Dyck grew up in Winkler, Man. After completing her diploma and bachelor’s degree in nursing in Winnipeg, she moved on to obtain her master’s in administration (with a concentration in health services) from Central Michigan University and her doctorate in higher education leadership from the University of Calgary.

From 1998 to 2005, she was director of the Winnipeg Regional Health Authority’s personal care home program, overseeing the delivery of quality care at 39 facilities.

Prior to returning to the U of M, Dyck spent almost 13 years as dean of the School of Nursing and School of Health Sciences at Saskatchewan Polytechnic in Saskatoon, overseeing 34 programs, 385 faculty and staff, more than 4,000 students and a $30-million budget.

That experience, she says, fully prepared her to take on her current role, which began in February.

Dyck says she is engaging her entire team of faculty and staff, along with students and community partners, in the development of a strong vision for the college. It will include incorporating best practices and leading-edge technologies in the delivery of student-centred education.

Her priorities also include enhancing simulation learning, advancing inter-professional education and collaborative practice, Indigenizing the curriculum, and offering international student and faculty exchanges.

“We will also support faculty and student engagement in research, and continue to build on the exceptional work done by our Manitoba Centre for Nursing and Health Research,” says Dyck. “We want to expand our interdisciplinary and international collaborative research.

“We’re very excited that one of our professors, Dr.
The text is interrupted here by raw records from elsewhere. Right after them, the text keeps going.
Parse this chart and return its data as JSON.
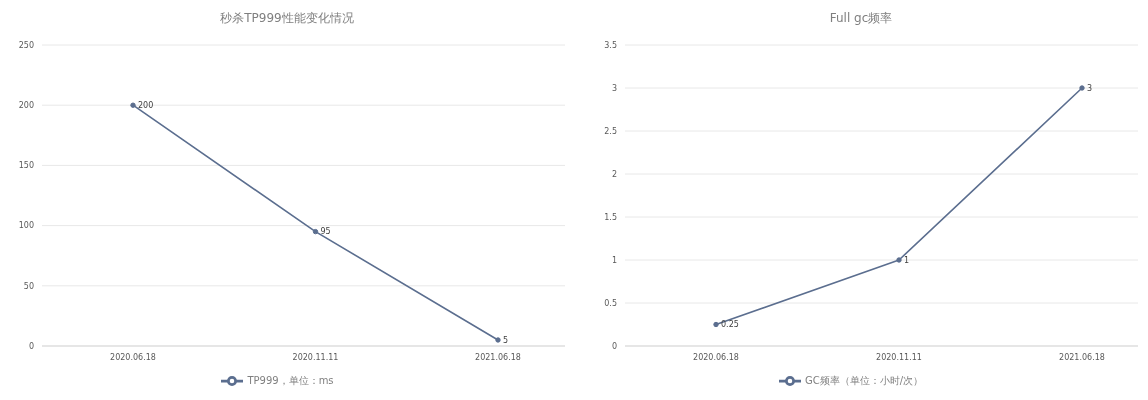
{
  "chart_data": [
    {
      "type": "line",
      "title": "秒杀TP999性能变化情况",
      "categories": [
        "2020.06.18",
        "2020.11.11",
        "2021.06.18"
      ],
      "series": [
        {
          "name": "TP999，单位：ms",
          "color": "#5b6e8f",
          "values": [
            200,
            95,
            5
          ]
        }
      ],
      "ylim": [
        0,
        250
      ],
      "yticks": [
        0,
        50,
        100,
        150,
        200,
        250
      ],
      "grid": "y",
      "legend": "bottom",
      "data_labels": true,
      "marker": "circle"
    },
    {
      "type": "line",
      "title": "Full gc频率",
      "categories": [
        "2020.06.18",
        "2020.11.11",
        "2021.06.18"
      ],
      "series": [
        {
          "name": "GC频率（单位：小时/次）",
          "color": "#5b6e8f",
          "values": [
            0.25,
            1,
            3
          ]
        }
      ],
      "ylim": [
        0,
        3.5
      ],
      "yticks": [
        0,
        0.5,
        1,
        1.5,
        2,
        2.5,
        3,
        3.5
      ],
      "grid": "y",
      "legend": "bottom",
      "data_labels": true,
      "marker": "circle"
    }
  ]
}
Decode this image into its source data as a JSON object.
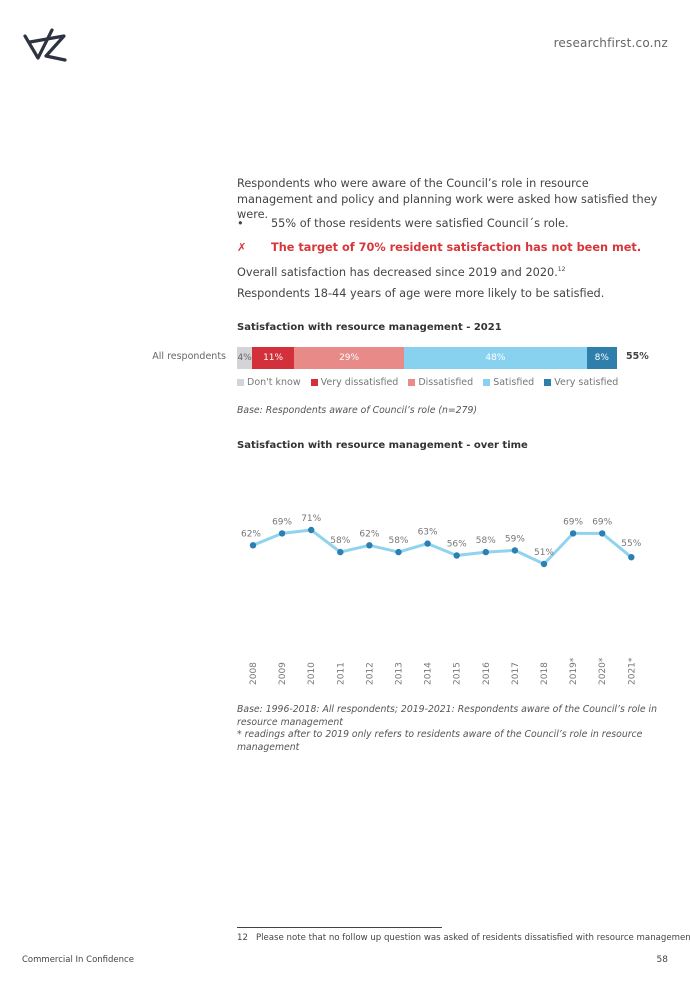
{
  "header": {
    "site": "researchfirst.co.nz"
  },
  "body": {
    "intro": "Respondents who were aware of the Council’s role in resource management and policy and planning work were asked how satisfied they were.",
    "bullet_marker": "•",
    "bullet": "55% of those residents were satisfied Council´s role.",
    "target_marker": "✗",
    "target": "The target of 70% resident satisfaction has not been met.",
    "overall": "Overall satisfaction has decreased since 2019 and 2020.",
    "overall_ref": "12",
    "age": "Respondents 18-44 years of age were more likely to be satisfied."
  },
  "colors": {
    "dont_know": "#d4d4d8",
    "very_dissatisfied": "#d2303a",
    "dissatisfied": "#e88a87",
    "satisfied": "#88d2f0",
    "very_satisfied": "#2f7fac",
    "line": "#8fd3ef",
    "dot": "#2b7fb3"
  },
  "chart_data": [
    {
      "type": "bar",
      "title": "Satisfaction with resource management - 2021",
      "categories": [
        "All respondents"
      ],
      "series": [
        {
          "name": "Don't know",
          "values": [
            4
          ],
          "label": "4%"
        },
        {
          "name": "Very dissatisfied",
          "values": [
            11
          ],
          "label": "11%"
        },
        {
          "name": "Dissatisfied",
          "values": [
            29
          ],
          "label": "29%"
        },
        {
          "name": "Satisfied",
          "values": [
            48
          ],
          "label": "48%"
        },
        {
          "name": "Very satisfied",
          "values": [
            8
          ],
          "label": "8%"
        }
      ],
      "total_label": "55%",
      "legend": "bottom",
      "base": "Base: Respondents aware of Council’s role (n=279)"
    },
    {
      "type": "line",
      "title": "Satisfaction with resource management - over time",
      "x": [
        "2008",
        "2009",
        "2010",
        "2011",
        "2012",
        "2013",
        "2014",
        "2015",
        "2016",
        "2017",
        "2018",
        "2019*",
        "2020*",
        "2021*"
      ],
      "values": [
        62,
        69,
        71,
        58,
        62,
        58,
        63,
        56,
        58,
        59,
        51,
        69,
        69,
        55
      ],
      "labels": [
        "62%",
        "69%",
        "71%",
        "58%",
        "62%",
        "58%",
        "63%",
        "56%",
        "58%",
        "59%",
        "51%",
        "69%",
        "69%",
        "55%"
      ],
      "grid": false,
      "notes": [
        "Base: 1996-2018: All respondents; 2019-2021: Respondents aware of the Council’s role in resource management",
        "* readings after to 2019 only refers to residents aware of the Council’s role in resource management"
      ]
    }
  ],
  "footer": {
    "footnote_number": "12",
    "footnote": "Please note that no follow up question was asked of residents dissatisfied with resource management.",
    "confidential": "Commercial In Confidence",
    "page": "58"
  }
}
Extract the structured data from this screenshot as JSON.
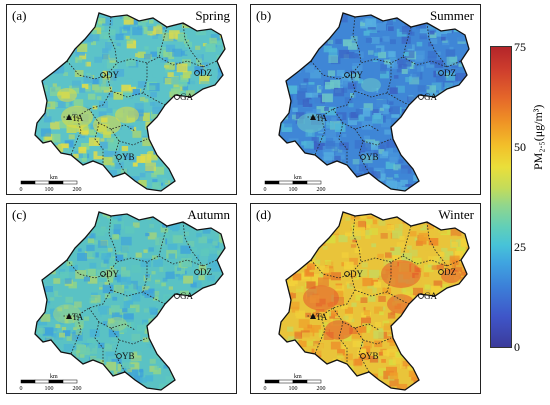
{
  "panels": [
    {
      "label": "(a)",
      "season": "Spring"
    },
    {
      "label": "(b)",
      "season": "Summer"
    },
    {
      "label": "(c)",
      "season": "Autumn"
    },
    {
      "label": "(d)",
      "season": "Winter"
    }
  ],
  "cities": [
    "DY",
    "DZ",
    "GA",
    "TA",
    "YB"
  ],
  "scalebar": {
    "unit": "km",
    "ticks": [
      "0",
      "100",
      "200"
    ]
  },
  "colorbar": {
    "title": "PM₂.₅(μg/m³)",
    "ticks": [
      "75",
      "50",
      "25",
      "0"
    ],
    "min": 0,
    "max": 75
  },
  "colors": {
    "spring_base": "#5fc4c8",
    "summer_base": "#3f86d6",
    "autumn_base": "#58c2c2",
    "winter_base": "#e6c23c"
  }
}
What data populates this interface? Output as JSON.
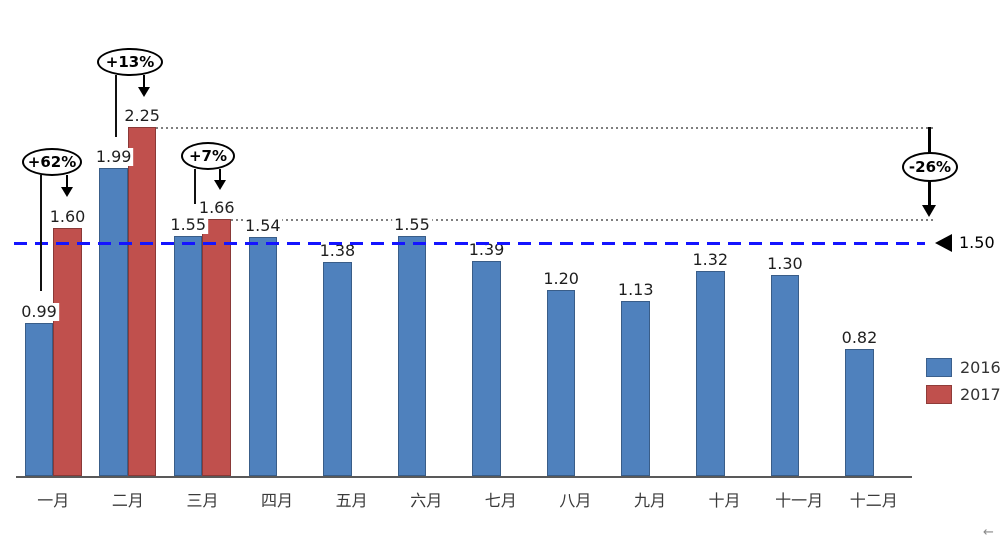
{
  "chart_data": {
    "type": "bar",
    "title": "",
    "categories": [
      "一月",
      "二月",
      "三月",
      "四月",
      "五月",
      "六月",
      "七月",
      "八月",
      "九月",
      "十月",
      "十一月",
      "十二月"
    ],
    "series": [
      {
        "name": "2016",
        "color": "#4F81BD",
        "values": [
          0.99,
          1.99,
          1.55,
          1.54,
          1.38,
          1.55,
          1.39,
          1.2,
          1.13,
          1.32,
          1.3,
          0.82
        ]
      },
      {
        "name": "2017",
        "color": "#C0504D",
        "values": [
          1.6,
          2.25,
          1.66,
          null,
          null,
          null,
          null,
          null,
          null,
          null,
          null,
          null
        ]
      }
    ],
    "ylim": [
      0,
      2.5
    ],
    "grid": false,
    "value_labels": true,
    "legend_position": "right",
    "reference_line": {
      "value": 1.5,
      "label": "1.50",
      "color": "#1414FF",
      "style": "dashed"
    },
    "annotations": [
      {
        "label": "+62%",
        "refers_to": "一月 0.99 → 1.60"
      },
      {
        "label": "+13%",
        "refers_to": "二月 1.99 → 2.25"
      },
      {
        "label": "+7%",
        "refers_to": "三月 1.55 → 1.66"
      },
      {
        "label": "-26%",
        "refers_to": "2.25 → 1.66"
      }
    ],
    "connectors": [
      {
        "style": "dotted",
        "from_bar": {
          "series": "2017",
          "category": "二月"
        }
      },
      {
        "style": "dotted",
        "from_bar": {
          "series": "2017",
          "category": "三月"
        }
      }
    ]
  },
  "misc": {
    "corner_glyph": "←"
  }
}
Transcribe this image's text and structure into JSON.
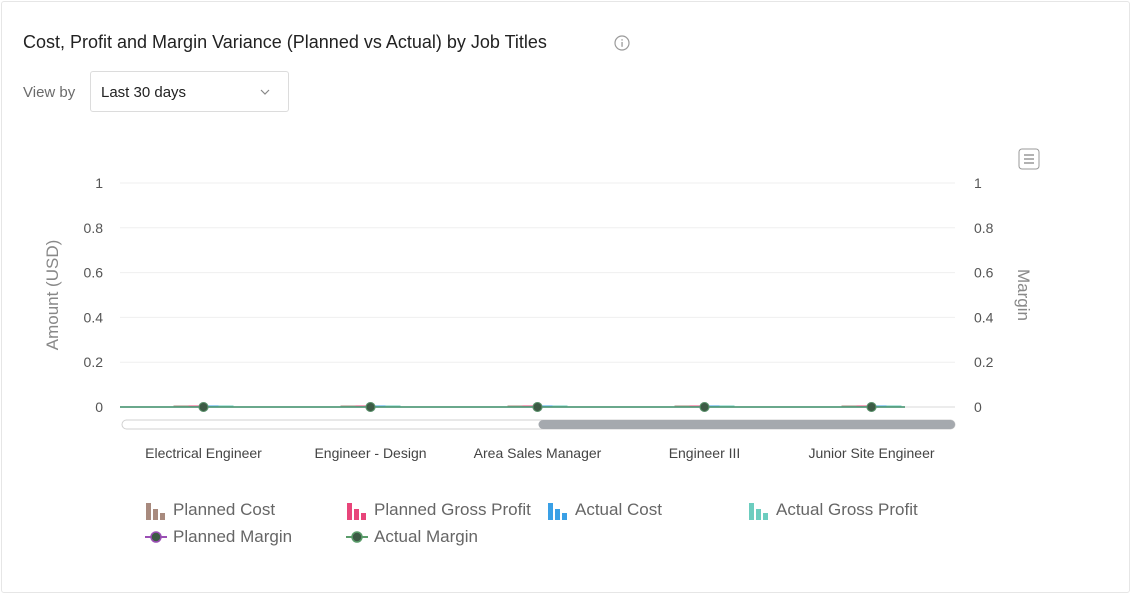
{
  "card": {
    "title": "Cost, Profit and Margin Variance (Planned vs Actual) by Job Titles",
    "info_icon": "info-circle-icon",
    "view_by_label": "View by",
    "view_by_value": "Last 30 days",
    "menu_icon": "hamburger-menu-icon"
  },
  "colors": {
    "planned_cost": "#a88a7e",
    "planned_gross_profit": "#e8457a",
    "actual_cost": "#3aa0e6",
    "actual_gross_profit": "#6ccdbf",
    "planned_margin": "#9b4fb5",
    "actual_margin": "#5a9c6a",
    "marker_fill": "#3d5a45"
  },
  "chart_data": {
    "type": "bar",
    "categories": [
      "Electrical Engineer",
      "Engineer - Design",
      "Area Sales Manager",
      "Engineer III",
      "Junior Site Engineer"
    ],
    "ylabel": "Amount (USD)",
    "y2label": "Margin",
    "ylim": [
      0,
      1
    ],
    "y2lim": [
      0,
      1
    ],
    "yticks": [
      "0",
      "0.2",
      "0.4",
      "0.6",
      "0.8",
      "1"
    ],
    "y2ticks": [
      "0",
      "0.2",
      "0.4",
      "0.6",
      "0.8",
      "1"
    ],
    "grid": true,
    "legend_position": "bottom",
    "series": [
      {
        "name": "Planned Cost",
        "kind": "bar",
        "values": [
          0,
          0,
          0,
          0,
          0
        ]
      },
      {
        "name": "Planned Gross Profit",
        "kind": "bar",
        "values": [
          0,
          0,
          0,
          0,
          0
        ]
      },
      {
        "name": "Actual Cost",
        "kind": "bar",
        "values": [
          0,
          0,
          0,
          0,
          0
        ]
      },
      {
        "name": "Actual Gross Profit",
        "kind": "bar",
        "values": [
          0,
          0,
          0,
          0,
          0
        ]
      },
      {
        "name": "Planned Margin",
        "kind": "line",
        "values": [
          0,
          0,
          0,
          0,
          0
        ]
      },
      {
        "name": "Actual Margin",
        "kind": "line",
        "values": [
          0,
          0,
          0,
          0,
          0
        ]
      }
    ],
    "scrollbar_visible_fraction": [
      0.5,
      1.0
    ]
  }
}
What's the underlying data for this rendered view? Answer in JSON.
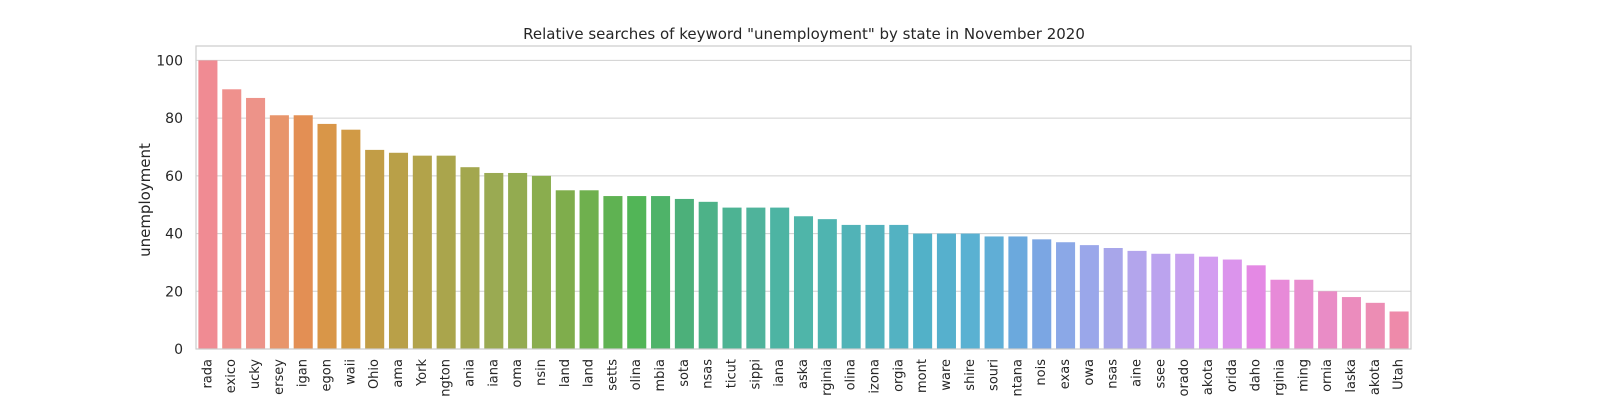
{
  "chart_data": {
    "type": "bar",
    "title": "Relative searches of keyword \"unemployment\" by state in November 2020",
    "xlabel": "",
    "ylabel": "unemployment",
    "ylim": [
      0,
      105
    ],
    "yticks": [
      0,
      20,
      40,
      60,
      80,
      100
    ],
    "grid": "horizontal",
    "categories": [
      "rada",
      "exico",
      "ucky",
      "ersey",
      "igan",
      "egon",
      "waii",
      "Ohio",
      "ama",
      "York",
      "ngton",
      "ania",
      "iana",
      "oma",
      "nsin",
      "land",
      "land",
      "setts",
      "olina",
      "mbia",
      "sota",
      "nsas",
      "ticut",
      "sippi",
      "iana",
      "aska",
      "rginia",
      "olina",
      "izona",
      "orgia",
      "mont",
      "ware",
      "shire",
      "souri",
      "ntana",
      "nois",
      "exas",
      "owa",
      "nsas",
      "aine",
      "ssee",
      "orado",
      "akota",
      "orida",
      "daho",
      "rginia",
      "ming",
      "ornia",
      "laska",
      "akota",
      "Utah"
    ],
    "values": [
      100,
      90,
      87,
      81,
      81,
      78,
      76,
      69,
      68,
      67,
      67,
      63,
      61,
      61,
      60,
      55,
      55,
      53,
      53,
      53,
      52,
      51,
      49,
      49,
      49,
      46,
      45,
      43,
      43,
      43,
      40,
      40,
      40,
      39,
      39,
      38,
      37,
      36,
      35,
      34,
      33,
      33,
      32,
      31,
      29,
      24,
      24,
      20,
      18,
      16,
      13
    ],
    "colors": [
      "#f08b93",
      "#ef918d",
      "#ed9389",
      "#e8956b",
      "#e38f54",
      "#d99648",
      "#d19a45",
      "#c29d46",
      "#b9a048",
      "#b2a34a",
      "#aaa54c",
      "#a3a74e",
      "#9aaa52",
      "#93ab50",
      "#8aad4e",
      "#7fad4c",
      "#6fb04e",
      "#5fb252",
      "#52b557",
      "#4fb369",
      "#4cb07a",
      "#4db288",
      "#4db393",
      "#4fb39b",
      "#4db4a3",
      "#4fb5a9",
      "#4fb4b0",
      "#51b3b7",
      "#52b2bd",
      "#53b2c2",
      "#52b1c8",
      "#56b0cd",
      "#5ab1d2",
      "#60aed6",
      "#6ba9dd",
      "#7ba6e3",
      "#8ba8e7",
      "#9aa7ea",
      "#a8a6ea",
      "#b3a5ec",
      "#bba3ee",
      "#c7a2ef",
      "#d39df0",
      "#db94ec",
      "#e489e4",
      "#e78ad8",
      "#e88dcf",
      "#e98cc6",
      "#eb8cbd",
      "#ec8db4",
      "#ee8aaa"
    ]
  }
}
Roberta Woodgate, has been awarded a Canada Research Chair in child and family engagement in health research and healthcare. Through research, we’ll continue to contribute significantly to knowledge generation and knowledge transfer.”

During Dyck’s deanship at the Saskatchewan Polytechnic School of Nursing, the school celebrated its 50th anniversary. It just so happens that the U of M’s College of Nursing will mark its 75th anniversary this fall, and Dyck is helping to guide the celebrations.

“At Saskatchewan Polytechnic we had 10 grads from the original class there to celebrate with us from across Canada and the U.S.,” she says. “It was so special to meet with those grads and hear about the invaluable contributions they made to the profession.

“Now we’re in the unique position here at the U of M to celebrate the 75th, and I’m really looking forward to honouring the accomplishments and contributions of our alumni.”

After just a few months back in Winnipeg, Dyck says she is well settled in at home and work.

Of course, having spent more than a decade in the rival province to the west means Dyck and her husband have endured their fair share of good-natured ribbing since returning.

“When you move to Saskatchewan, you have no option but to become Rider fans,” she laughs. “I think as long as we become Bomber and Jets fans once again, we’ll be OK.”